Viemos em busca de segurança no Líbano, mas aqui somos ainda mais vulneráveis.”

– Abbas

 

Natural da Síria, Abbas, 28 anos, veio para o Líbano em busca de segurança com a mulher e os pais. Em Beirute, encontrou trabalho como segurança, mas perdeu o emprego quando a guerra eclodiu.

Viviam também nos subúrbios Sul de Beirute e fugiram para escapar aos bombardeamentos. Depois de passarem várias noites a dormir na rua, mudaram-se para o abrigo Azarieh, onde partilham um quarto há 18 dias.

Abbas expressa muita preocupação com a saúde do filho de 8 meses, Amir. “O Amir está com febre e tem estado muito doente desde que aqui chegámos. Estamos a ficar sem leite e fraldas. Vai chorando cada vez mais, acho que está consciente desta mudança de ambiente e da insegurança em que vivemos, principalmente por causa do barulho dos bombardeamentos.”

Abbas explica que deixou a Síria à espera de uma vida melhor, mas agora sente-se encurralado: “Viemos em busca de segurança no Líbano, mas acontece que aqui somos ainda mais vulneráveis.” Na Síria, onde a situação económica não lhe permitiu encontrar trabalho, a casa da família foi destruída. Hoje, parece-lhe impossível regressar à terra natal.

 

Zeinab Ozeir

Deslocados guerra Líbano
Zeinab Ozeir, 29 anos, acalma o choro de Abbas, o filho de um ano e meio. © Antoni Lallican/Hans Lucas, 2024.

Zeinab, de 29 anos, deixou os subúrbios de Beirute com o marido e os filhos, um dia depois do ataque israelita de 27 de Setembro. A princípio, a família rumou para Norte, mas foi aconselhada a abandonar a região. Assim, por não se sentirem bem-vindos, decidiram regressar à capital para se instalarem no abrigo Azarieh, onde vivem num quarto de 10 metros quadrados com os 4 filhos: Helena, de 8 anos, Ahmad, de 7, Amir, de um ano e meio, e Abbas com apenas 2 meses.
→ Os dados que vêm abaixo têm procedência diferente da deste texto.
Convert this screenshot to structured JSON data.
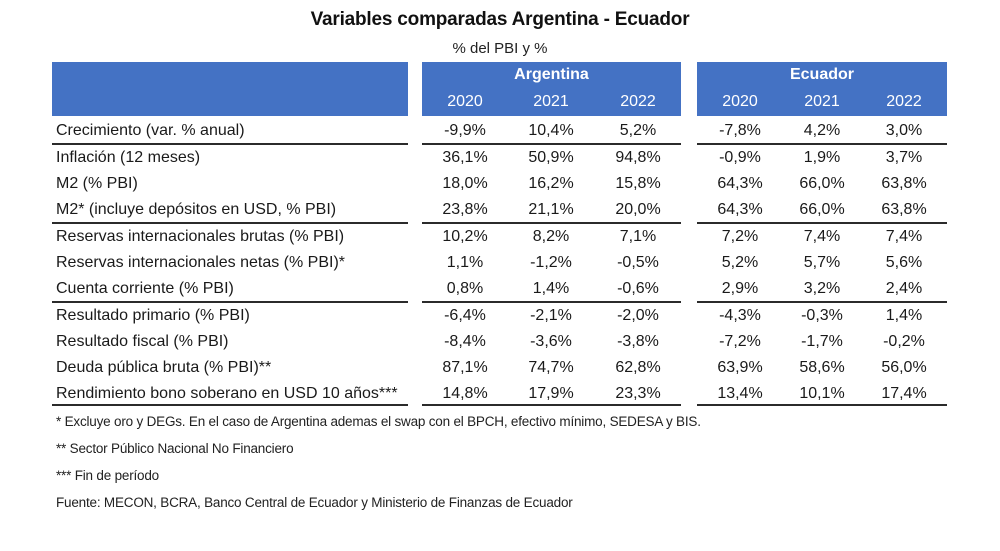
{
  "title": "Variables comparadas Argentina - Ecuador",
  "subtitle": "% del PBI y %",
  "header": {
    "groups": [
      {
        "name": "Argentina",
        "years": [
          "2020",
          "2021",
          "2022"
        ]
      },
      {
        "name": "Ecuador",
        "years": [
          "2020",
          "2021",
          "2022"
        ]
      }
    ],
    "header_color": "#4472c4"
  },
  "rows": [
    {
      "label": "Crecimiento (var. % anual)",
      "argentina": [
        "-9,9%",
        "10,4%",
        "5,2%"
      ],
      "ecuador": [
        "-7,8%",
        "4,2%",
        "3,0%"
      ]
    },
    {
      "label": "Inflación (12 meses)",
      "argentina": [
        "36,1%",
        "50,9%",
        "94,8%"
      ],
      "ecuador": [
        "-0,9%",
        "1,9%",
        "3,7%"
      ]
    },
    {
      "label": "M2 (% PBI)",
      "argentina": [
        "18,0%",
        "16,2%",
        "15,8%"
      ],
      "ecuador": [
        "64,3%",
        "66,0%",
        "63,8%"
      ]
    },
    {
      "label": "M2* (incluye depósitos en USD, % PBI)",
      "argentina": [
        "23,8%",
        "21,1%",
        "20,0%"
      ],
      "ecuador": [
        "64,3%",
        "66,0%",
        "63,8%"
      ]
    },
    {
      "label": "Reservas internacionales brutas (% PBI)",
      "argentina": [
        "10,2%",
        "8,2%",
        "7,1%"
      ],
      "ecuador": [
        "7,2%",
        "7,4%",
        "7,4%"
      ]
    },
    {
      "label": "Reservas internacionales netas (% PBI)*",
      "argentina": [
        "1,1%",
        "-1,2%",
        "-0,5%"
      ],
      "ecuador": [
        "5,2%",
        "5,7%",
        "5,6%"
      ]
    },
    {
      "label": "Cuenta corriente (% PBI)",
      "argentina": [
        "0,8%",
        "1,4%",
        "-0,6%"
      ],
      "ecuador": [
        "2,9%",
        "3,2%",
        "2,4%"
      ]
    },
    {
      "label": "Resultado primario (% PBI)",
      "argentina": [
        "-6,4%",
        "-2,1%",
        "-2,0%"
      ],
      "ecuador": [
        "-4,3%",
        "-0,3%",
        "1,4%"
      ]
    },
    {
      "label": "Resultado fiscal (% PBI)",
      "argentina": [
        "-8,4%",
        "-3,6%",
        "-3,8%"
      ],
      "ecuador": [
        "-7,2%",
        "-1,7%",
        "-0,2%"
      ]
    },
    {
      "label": "Deuda pública bruta (% PBI)**",
      "argentina": [
        "87,1%",
        "74,7%",
        "62,8%"
      ],
      "ecuador": [
        "63,9%",
        "58,6%",
        "56,0%"
      ]
    },
    {
      "label": "Rendimiento bono soberano en USD 10 años***",
      "argentina": [
        "14,8%",
        "17,9%",
        "23,3%"
      ],
      "ecuador": [
        "13,4%",
        "10,1%",
        "17,4%"
      ]
    }
  ],
  "footnotes": [
    "* Excluye oro y DEGs. En el caso de Argentina ademas el swap con el BPCH, efectivo mínimo, SEDESA y BIS.",
    "** Sector Público Nacional No Financiero",
    "*** Fin de período",
    "Fuente: MECON, BCRA, Banco Central de Ecuador y Ministerio de Finanzas de Ecuador"
  ]
}
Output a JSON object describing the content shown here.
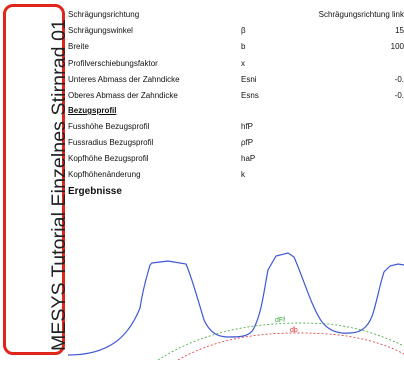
{
  "sidebar": {
    "title": "MESYS Tutorial Einzelnes Stirnrad 01"
  },
  "params": {
    "rows": [
      {
        "label": "Schrägungsrichtung",
        "symbol": "",
        "value": "Schrägungsrichtung link"
      },
      {
        "label": "Schrägungswinkel",
        "symbol": "β",
        "value": "15"
      },
      {
        "label": "Breite",
        "symbol": "b",
        "value": "100"
      },
      {
        "label": "Profilverschiebungsfaktor",
        "symbol": "x",
        "value": ""
      },
      {
        "label": "Unteres Abmass der Zahndicke",
        "symbol": "Esni",
        "value": "-0."
      },
      {
        "label": "Oberes Abmass der Zahndicke",
        "symbol": "Esns",
        "value": "-0."
      }
    ],
    "section_heading": "Bezugsprofil",
    "profile_rows": [
      {
        "label": "Fusshöhe Bezugsprofil",
        "symbol": "hfP",
        "value": ""
      },
      {
        "label": "Fussradius Bezugsprofil",
        "symbol": "ρfP",
        "value": ""
      },
      {
        "label": "Kopfhöhe Bezugsprofil",
        "symbol": "haP",
        "value": ""
      },
      {
        "label": "Kopfhöhenänderung",
        "symbol": "k",
        "value": ""
      }
    ],
    "results_heading": "Ergebnisse"
  },
  "chart": {
    "labels": {
      "df": "dFf",
      "db": "db"
    },
    "colors": {
      "tooth": "#3f58d6",
      "df": "#3aa83a",
      "db": "#e03030"
    }
  }
}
Zeinab descreve a esmagadora sensação de incerteza que se apoderou dela desde que teve de deixar para trás os entes queridos e a sua casa: “Não consigo mais imaginar o futuro aqui. Mesmo que a guerra acabe, o que restará da nossa casa? Será que a minha família e os meus amigos sobreviverão?”

Embora tenha enfrentado a guerra de 2006, descreve a atual situação com muito mais preocupação. O impacto da guerra nos filhos é algo que a afeta profundamente. Tinha acabado de matricular Helena e Ahmad na escola, mas depois a guerra começou. As crianças perguntam quando poderão voltar a estudar.

Acima de tudo, a guerra colocou uma forte pressão sobre a saúde psicológica de toda a família. Zeinab descreve as noites cheias de pesadelos e o despertar constante ao mais pequeno ruído. Quando uma bomba israelita atingiu um edifício a dois quilómetros do abrigo, no dia anterior, os filhos pediram para se mudarem para um local mais seguro. Zeinab também gostaria de ir embora.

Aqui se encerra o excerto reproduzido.